Sugar molecule researchers used by cancer cells on their surfaces to hide from the immune system, and the researchers found that the same molecule may help in treating type 1 diabetes.
The study was conducted by Mayo Clinic researchers in the United States, and its results were published in the Journal of Clinical Investiation on August 1, and the Yurrick Alert website was written.
Type 1 diabetes is an autoimmune disease, as the immune system attacks the Beta -Benkrolic Beta cells that produce insulin by mistake.
The disease is caused by genetic factors and other factors, and the number of people with it is estimated at 1.3 million people in the United States.
Cancer cells use a variety of ways to evade the immune response, including wrapping themselves with a sugar molecule known as lyic acid.
The researchers in a laboratory mice with type 1 diabetes found the possibility of providing beta cells with the same sugar molecule, which enables the immune system to tolerate these cells.
“Our results show the possibility of beta cells engineering so that she does not stimulate an immune response,” says Immunology researcher, Dr. Virginia Shapiro, a researcher participating in the study.
A few years ago, Dr. Shapiro team proved that Enzyme is known as the CT8 S6 (ST8SIA6), which increases the acid acid on the surface of the cancer cells, which helps her to appear as if it is not strange bodies targeted by the immune system.
“This enzyme is covering the cancer cells with a sugar layer, and it can help protect the abnormal cell from the natural immune response. We asked whether the enzyme itself is also able to protect the natural cell from the abnormal immunological response.”
The team for the first time proved the authenticity of this concept in an artificial inductive model of diabetes.
Cell engineering
The team studied laboratory mice known as the automatic development of self -immune diabetes (type 1), which is largely close to the process that occurs in patients.
The researchers engineered beta cells in the models to produce the CT8 SA6 6.
The team found that engineering cells were 90% effective in preventing the development of type 1 diabetes. Beta cells, which are usually maintained by the immune system in type 1 diabetes.
It is important that researchers also found that the immune response to engineering cells appears to be highly specialized, according to the medical and doctoral student in Mayo Clinic, Justin Choi, the co -author of the study.
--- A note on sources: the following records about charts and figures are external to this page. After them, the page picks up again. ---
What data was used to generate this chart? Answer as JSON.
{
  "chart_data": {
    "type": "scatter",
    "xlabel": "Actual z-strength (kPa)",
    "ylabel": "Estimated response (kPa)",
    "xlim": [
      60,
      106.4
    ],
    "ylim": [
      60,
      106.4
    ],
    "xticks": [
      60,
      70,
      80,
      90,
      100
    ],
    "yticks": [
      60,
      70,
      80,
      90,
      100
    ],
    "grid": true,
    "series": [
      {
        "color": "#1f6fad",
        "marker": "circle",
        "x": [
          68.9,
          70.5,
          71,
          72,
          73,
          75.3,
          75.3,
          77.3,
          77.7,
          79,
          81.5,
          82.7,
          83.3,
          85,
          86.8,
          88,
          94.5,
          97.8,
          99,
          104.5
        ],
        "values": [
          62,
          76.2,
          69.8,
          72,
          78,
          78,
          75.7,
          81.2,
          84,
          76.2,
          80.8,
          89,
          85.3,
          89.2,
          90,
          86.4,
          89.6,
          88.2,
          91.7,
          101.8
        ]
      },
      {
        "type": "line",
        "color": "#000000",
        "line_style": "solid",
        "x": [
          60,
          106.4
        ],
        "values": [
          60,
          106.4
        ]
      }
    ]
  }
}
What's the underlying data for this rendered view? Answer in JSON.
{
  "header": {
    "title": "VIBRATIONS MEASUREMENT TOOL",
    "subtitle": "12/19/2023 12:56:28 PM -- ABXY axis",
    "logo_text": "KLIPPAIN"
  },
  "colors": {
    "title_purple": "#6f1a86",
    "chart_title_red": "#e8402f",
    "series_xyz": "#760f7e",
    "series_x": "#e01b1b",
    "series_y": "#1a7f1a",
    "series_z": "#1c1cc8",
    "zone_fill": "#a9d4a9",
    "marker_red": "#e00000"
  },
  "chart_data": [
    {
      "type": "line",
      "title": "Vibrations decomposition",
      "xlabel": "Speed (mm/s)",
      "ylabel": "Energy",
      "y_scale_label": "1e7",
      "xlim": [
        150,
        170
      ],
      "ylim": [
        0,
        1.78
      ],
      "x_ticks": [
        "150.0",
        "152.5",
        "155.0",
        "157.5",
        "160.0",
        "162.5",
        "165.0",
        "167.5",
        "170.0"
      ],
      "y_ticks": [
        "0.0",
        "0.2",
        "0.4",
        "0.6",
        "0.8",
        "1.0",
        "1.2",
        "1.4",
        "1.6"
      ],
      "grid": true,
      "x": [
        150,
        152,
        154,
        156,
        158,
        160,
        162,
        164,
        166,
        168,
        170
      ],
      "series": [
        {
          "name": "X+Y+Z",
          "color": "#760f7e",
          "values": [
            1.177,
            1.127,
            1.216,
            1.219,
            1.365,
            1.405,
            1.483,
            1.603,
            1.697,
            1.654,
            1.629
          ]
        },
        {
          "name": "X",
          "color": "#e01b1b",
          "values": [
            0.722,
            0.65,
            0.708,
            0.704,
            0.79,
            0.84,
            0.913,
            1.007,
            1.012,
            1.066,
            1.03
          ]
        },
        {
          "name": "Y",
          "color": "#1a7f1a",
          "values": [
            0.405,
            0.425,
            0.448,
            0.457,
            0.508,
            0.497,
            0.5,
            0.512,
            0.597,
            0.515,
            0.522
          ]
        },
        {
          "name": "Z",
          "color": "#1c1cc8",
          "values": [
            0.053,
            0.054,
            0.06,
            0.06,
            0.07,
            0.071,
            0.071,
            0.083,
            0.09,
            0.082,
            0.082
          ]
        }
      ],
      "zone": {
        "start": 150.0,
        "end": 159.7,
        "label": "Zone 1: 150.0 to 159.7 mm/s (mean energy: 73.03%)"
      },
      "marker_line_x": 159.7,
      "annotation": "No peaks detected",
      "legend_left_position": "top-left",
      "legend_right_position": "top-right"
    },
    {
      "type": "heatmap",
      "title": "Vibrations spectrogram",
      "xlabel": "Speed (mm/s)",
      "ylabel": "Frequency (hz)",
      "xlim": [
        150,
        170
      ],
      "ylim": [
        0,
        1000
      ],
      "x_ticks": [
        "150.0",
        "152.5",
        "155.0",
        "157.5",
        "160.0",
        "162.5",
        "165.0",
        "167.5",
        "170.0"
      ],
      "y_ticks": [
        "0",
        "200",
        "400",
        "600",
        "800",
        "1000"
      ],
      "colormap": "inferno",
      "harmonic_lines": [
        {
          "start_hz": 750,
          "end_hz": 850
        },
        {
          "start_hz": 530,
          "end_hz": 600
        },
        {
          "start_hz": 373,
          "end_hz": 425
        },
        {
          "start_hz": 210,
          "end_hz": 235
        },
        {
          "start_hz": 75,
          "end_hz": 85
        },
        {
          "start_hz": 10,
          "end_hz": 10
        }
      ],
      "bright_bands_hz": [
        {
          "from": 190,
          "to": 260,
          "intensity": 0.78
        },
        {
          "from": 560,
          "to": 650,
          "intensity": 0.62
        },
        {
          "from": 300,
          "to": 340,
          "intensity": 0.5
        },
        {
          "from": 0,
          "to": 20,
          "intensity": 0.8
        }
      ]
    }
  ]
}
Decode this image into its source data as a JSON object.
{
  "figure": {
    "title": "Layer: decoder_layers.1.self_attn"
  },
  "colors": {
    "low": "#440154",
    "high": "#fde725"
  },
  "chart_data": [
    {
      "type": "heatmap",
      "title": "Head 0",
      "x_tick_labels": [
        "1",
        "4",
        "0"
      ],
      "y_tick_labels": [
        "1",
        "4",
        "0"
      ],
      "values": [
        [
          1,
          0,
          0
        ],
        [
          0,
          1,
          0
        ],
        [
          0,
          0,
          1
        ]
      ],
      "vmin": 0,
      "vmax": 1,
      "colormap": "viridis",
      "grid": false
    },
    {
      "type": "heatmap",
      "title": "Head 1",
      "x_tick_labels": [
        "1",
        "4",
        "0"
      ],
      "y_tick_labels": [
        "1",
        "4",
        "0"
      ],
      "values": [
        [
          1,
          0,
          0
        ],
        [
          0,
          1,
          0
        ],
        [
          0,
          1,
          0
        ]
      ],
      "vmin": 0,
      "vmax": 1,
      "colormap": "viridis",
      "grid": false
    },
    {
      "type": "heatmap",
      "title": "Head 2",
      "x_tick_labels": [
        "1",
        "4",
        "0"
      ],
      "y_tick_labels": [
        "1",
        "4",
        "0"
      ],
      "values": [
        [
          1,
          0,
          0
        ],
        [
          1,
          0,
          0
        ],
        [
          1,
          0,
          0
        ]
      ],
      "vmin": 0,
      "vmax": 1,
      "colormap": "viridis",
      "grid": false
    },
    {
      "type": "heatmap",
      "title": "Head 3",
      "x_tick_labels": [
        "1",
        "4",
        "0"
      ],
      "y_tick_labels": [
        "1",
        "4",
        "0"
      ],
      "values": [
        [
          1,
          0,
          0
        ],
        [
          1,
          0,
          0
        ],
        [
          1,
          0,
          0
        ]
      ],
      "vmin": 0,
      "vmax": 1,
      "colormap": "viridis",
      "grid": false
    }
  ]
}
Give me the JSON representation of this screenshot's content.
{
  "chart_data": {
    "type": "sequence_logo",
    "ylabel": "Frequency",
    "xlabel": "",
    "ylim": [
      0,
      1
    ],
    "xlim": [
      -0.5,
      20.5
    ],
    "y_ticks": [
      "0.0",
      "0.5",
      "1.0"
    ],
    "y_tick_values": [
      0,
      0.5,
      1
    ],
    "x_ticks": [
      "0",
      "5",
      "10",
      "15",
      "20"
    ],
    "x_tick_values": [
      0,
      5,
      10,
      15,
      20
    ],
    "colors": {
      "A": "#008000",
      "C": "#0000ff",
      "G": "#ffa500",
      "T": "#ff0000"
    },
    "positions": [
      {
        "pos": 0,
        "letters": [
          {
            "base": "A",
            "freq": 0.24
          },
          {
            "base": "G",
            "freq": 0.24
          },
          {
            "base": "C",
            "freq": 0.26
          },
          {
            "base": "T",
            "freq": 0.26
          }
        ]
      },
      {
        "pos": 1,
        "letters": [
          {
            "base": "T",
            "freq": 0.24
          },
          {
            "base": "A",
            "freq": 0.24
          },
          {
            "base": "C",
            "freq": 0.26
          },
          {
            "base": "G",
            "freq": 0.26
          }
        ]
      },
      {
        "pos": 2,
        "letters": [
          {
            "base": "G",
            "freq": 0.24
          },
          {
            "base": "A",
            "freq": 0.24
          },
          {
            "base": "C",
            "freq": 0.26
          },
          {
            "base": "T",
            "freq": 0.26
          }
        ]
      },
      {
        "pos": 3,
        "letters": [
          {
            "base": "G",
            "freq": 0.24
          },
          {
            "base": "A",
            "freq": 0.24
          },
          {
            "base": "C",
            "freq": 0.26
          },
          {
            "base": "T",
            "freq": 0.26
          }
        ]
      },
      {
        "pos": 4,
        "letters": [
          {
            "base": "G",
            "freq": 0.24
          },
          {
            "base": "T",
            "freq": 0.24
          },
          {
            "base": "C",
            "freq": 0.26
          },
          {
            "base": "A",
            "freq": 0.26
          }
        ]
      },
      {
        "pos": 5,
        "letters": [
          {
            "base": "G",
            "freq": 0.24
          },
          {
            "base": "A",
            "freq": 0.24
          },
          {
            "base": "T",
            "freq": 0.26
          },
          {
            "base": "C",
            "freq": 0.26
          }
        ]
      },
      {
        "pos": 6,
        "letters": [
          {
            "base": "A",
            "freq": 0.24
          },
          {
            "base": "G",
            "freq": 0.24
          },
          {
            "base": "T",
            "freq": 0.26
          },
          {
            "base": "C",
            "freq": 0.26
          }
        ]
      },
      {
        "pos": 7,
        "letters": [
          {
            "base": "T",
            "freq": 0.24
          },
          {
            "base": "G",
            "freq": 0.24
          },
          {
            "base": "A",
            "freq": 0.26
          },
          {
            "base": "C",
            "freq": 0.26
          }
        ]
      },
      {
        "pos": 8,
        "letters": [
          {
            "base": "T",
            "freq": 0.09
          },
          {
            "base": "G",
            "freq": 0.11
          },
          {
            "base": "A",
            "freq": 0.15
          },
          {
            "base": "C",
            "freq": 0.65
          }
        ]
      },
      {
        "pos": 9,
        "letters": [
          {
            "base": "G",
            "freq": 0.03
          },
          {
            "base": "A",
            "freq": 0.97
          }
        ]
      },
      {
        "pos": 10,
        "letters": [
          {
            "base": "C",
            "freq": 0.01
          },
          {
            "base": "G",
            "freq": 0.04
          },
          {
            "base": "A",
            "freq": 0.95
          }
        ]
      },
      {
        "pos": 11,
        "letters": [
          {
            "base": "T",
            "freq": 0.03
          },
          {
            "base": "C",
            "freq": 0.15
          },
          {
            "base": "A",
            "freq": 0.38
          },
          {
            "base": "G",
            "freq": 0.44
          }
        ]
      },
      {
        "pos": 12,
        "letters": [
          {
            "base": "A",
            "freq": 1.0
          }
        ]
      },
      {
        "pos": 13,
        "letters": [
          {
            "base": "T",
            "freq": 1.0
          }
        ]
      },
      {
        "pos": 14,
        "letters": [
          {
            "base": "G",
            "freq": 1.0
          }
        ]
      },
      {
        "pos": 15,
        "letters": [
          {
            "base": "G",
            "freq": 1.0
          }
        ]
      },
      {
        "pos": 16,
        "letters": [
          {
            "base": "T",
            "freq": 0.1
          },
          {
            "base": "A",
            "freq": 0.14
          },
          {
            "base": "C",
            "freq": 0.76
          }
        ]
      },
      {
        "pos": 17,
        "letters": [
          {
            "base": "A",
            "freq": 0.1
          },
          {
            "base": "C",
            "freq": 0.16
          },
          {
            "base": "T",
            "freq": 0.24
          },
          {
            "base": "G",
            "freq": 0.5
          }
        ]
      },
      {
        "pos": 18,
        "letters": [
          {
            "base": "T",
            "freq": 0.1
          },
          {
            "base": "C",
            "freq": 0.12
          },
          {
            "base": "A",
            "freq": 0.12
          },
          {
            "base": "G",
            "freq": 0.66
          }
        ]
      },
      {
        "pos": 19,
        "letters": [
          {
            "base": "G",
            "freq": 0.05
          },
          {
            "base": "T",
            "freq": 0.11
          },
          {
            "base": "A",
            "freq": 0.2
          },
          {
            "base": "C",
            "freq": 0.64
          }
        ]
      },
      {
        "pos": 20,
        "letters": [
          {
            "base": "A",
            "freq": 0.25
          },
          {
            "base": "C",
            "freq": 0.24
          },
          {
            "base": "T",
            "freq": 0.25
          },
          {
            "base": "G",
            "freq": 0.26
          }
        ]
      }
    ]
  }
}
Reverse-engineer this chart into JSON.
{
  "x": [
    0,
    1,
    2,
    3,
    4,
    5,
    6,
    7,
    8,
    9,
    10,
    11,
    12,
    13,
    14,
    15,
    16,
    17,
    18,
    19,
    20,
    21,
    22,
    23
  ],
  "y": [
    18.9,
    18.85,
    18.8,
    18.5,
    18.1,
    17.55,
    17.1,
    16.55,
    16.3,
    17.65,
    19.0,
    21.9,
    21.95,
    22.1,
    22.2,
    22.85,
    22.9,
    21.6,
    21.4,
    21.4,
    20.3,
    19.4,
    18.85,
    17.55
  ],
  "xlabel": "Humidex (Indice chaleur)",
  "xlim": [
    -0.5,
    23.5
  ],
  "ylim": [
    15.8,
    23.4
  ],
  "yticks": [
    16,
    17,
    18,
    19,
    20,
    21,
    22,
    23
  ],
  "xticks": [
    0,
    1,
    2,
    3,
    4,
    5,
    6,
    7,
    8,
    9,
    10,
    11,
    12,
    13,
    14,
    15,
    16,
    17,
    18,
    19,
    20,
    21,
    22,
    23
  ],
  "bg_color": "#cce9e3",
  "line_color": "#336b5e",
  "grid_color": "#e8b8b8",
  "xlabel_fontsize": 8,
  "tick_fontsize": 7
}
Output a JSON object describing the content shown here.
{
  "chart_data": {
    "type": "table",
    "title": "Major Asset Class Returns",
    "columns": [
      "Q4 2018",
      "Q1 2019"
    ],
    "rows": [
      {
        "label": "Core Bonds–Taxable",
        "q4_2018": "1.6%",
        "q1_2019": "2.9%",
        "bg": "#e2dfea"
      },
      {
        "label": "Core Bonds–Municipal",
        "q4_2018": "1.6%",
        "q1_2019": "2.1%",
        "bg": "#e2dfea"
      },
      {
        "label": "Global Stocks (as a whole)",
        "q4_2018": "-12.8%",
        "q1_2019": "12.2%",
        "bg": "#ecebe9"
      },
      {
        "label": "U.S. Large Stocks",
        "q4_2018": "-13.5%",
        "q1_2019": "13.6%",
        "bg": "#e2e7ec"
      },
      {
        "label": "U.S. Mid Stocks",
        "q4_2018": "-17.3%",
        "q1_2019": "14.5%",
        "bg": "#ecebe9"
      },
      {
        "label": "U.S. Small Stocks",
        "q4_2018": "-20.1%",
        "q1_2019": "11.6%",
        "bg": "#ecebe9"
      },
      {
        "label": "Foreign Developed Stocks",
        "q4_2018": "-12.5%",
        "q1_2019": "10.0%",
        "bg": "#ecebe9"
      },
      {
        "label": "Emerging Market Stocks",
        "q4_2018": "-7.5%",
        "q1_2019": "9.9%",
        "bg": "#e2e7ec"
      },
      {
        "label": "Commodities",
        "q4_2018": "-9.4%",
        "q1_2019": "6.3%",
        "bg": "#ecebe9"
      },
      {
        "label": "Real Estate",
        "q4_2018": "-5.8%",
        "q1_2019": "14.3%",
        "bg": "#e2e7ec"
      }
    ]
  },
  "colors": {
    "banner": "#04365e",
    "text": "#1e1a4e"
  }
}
“Although beta cells survive, the immune system remained intact,” says Choi.
The researchers were able to monitor active and interactive cells, as well as evidence of an autonomous response against another pathological process.
There is no healing treatment for type 1 diabetes, and the treatment includes the use of artificial insulin to regulate blood sugar to undergo the transplantation of the cells of the pancreatic islands, which include essential beta cells.
Dr. Shapiro aims to explore the use of genetically modified beta cells in the cells of the pancreatic islands that can be implanted with the aim of ultimately improving patients for patients because the planting process includes inhibiting the immunity of the entire immune system.
“The goal is to provide implantable cells without the need to inhibit immunity,” says Dr. Shapiro.